If you read Aristotle on Poetics it's pretty clear that narratives are not only designed for human consumption, they are structured in a way that appeals to our human way of being in the world. We tell stories in which a beginning leads to a middle leads to an end in a more or less linear fashion because that's how we make sense of our own lives.

My feeling is that if we want to talk about the history of the world in a way that does not privilege the human experience of it we might have to abandon the narrative form. Evolutionary biologists, for example, have lots to say about the history of life. But they use tools like phylogeny to do so. And geologists use stratigraphy. So why assume that narrative is the best way to talk about the past in a way that does not privilege the human?

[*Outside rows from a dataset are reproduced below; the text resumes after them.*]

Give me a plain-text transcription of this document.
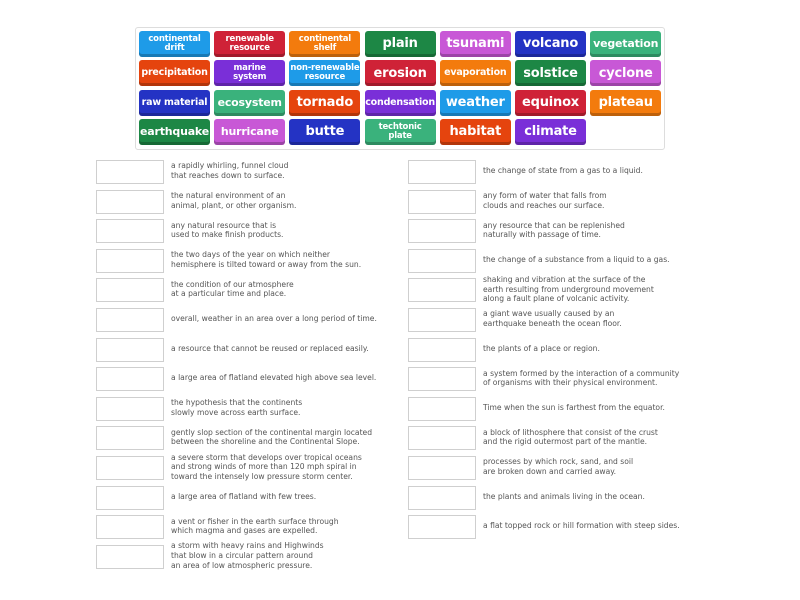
continental
drift
renewable
resource
continental
shelf	plain	tsunami	volcano	vegetation
precipitation	marine
system
non-renewable
resource	erosion	evaporation	solstice	cyclone
raw material ecosystem	tornado	condensation weather	equinox	plateau
earthquake	hurricane	butte	techtonic
plate	habitat	climate
a rapidly whirling, funnel cloud
that reaches down to surface.
the natural environment of an
animal, plant, or other organism.
any natural resource that is
used to make finish products.
the two days of the year on which neither
hemisphere is tilted toward or away from the sun.
the condition of our atmosphere
at a particular time and place.
overall, weather in an area over a long period of time.
a resource that cannot be reused or replaced easily.
a large area of flatland elevated high above sea level.
the hypothesis that the continents
slowly move across earth surface.
gently slop section of the continental margin located
between the shoreline and the Continental Slope.
a severe storm that develops over tropical oceans
and strong winds of more than 120 mph spiral in
toward the intensely low pressure storm center.
a large area of flatland with few trees.
a vent or fisher in the earth surface through
which magma and gases are expelled.
a storm with heavy rains and Highwinds
that blow in a circular pattern around
an area of low atmospheric pressure.
the change of state from a gas to a liquid.
any form of water that falls from
clouds and reaches our surface.
any resource that can be replenished
naturally with passage of time.
the change of a substance from a liquid to a gas.
shaking and vibration at the surface of the
earth resulting from underground movement
along a fault plane of volcanic activity.
a giant wave usually caused by an
earthquake beneath the ocean floor.
the plants of a place or region.
a system formed by the interaction of a community
of organisms with their physical environment.
Time when the sun is farthest from the equator.
a block of lithosphere that consist of the crust
and the rigid outermost part of the mantle.
processes by which rock, sand, and soil
are broken down and carried away.
the plants and animals living in the ocean.
a flat topped rock or hill formation with steep sides.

To conclude, someone (I'm thinking of my friend Nasser Zakariya in particular) might now object that in fact both phylogeny and stratigraphy look very much like a narrative. Hence, there is a sense in which they too are anthropocentric. I would not disagree with this too much. But if you were to press the issue, I would only say that it proves we must anchor our thinking somewhere, and, being humans, we have no choice but to anchor it in our own experience of the world. It is, after all, we who are trying to make sense of the world and it's history, so it would make sense that we do so in a way that, well, makes sense to us. What was that line by Donna Haraway about abandoning the God-trick and being honest about the situated nature of our own knowledge instead?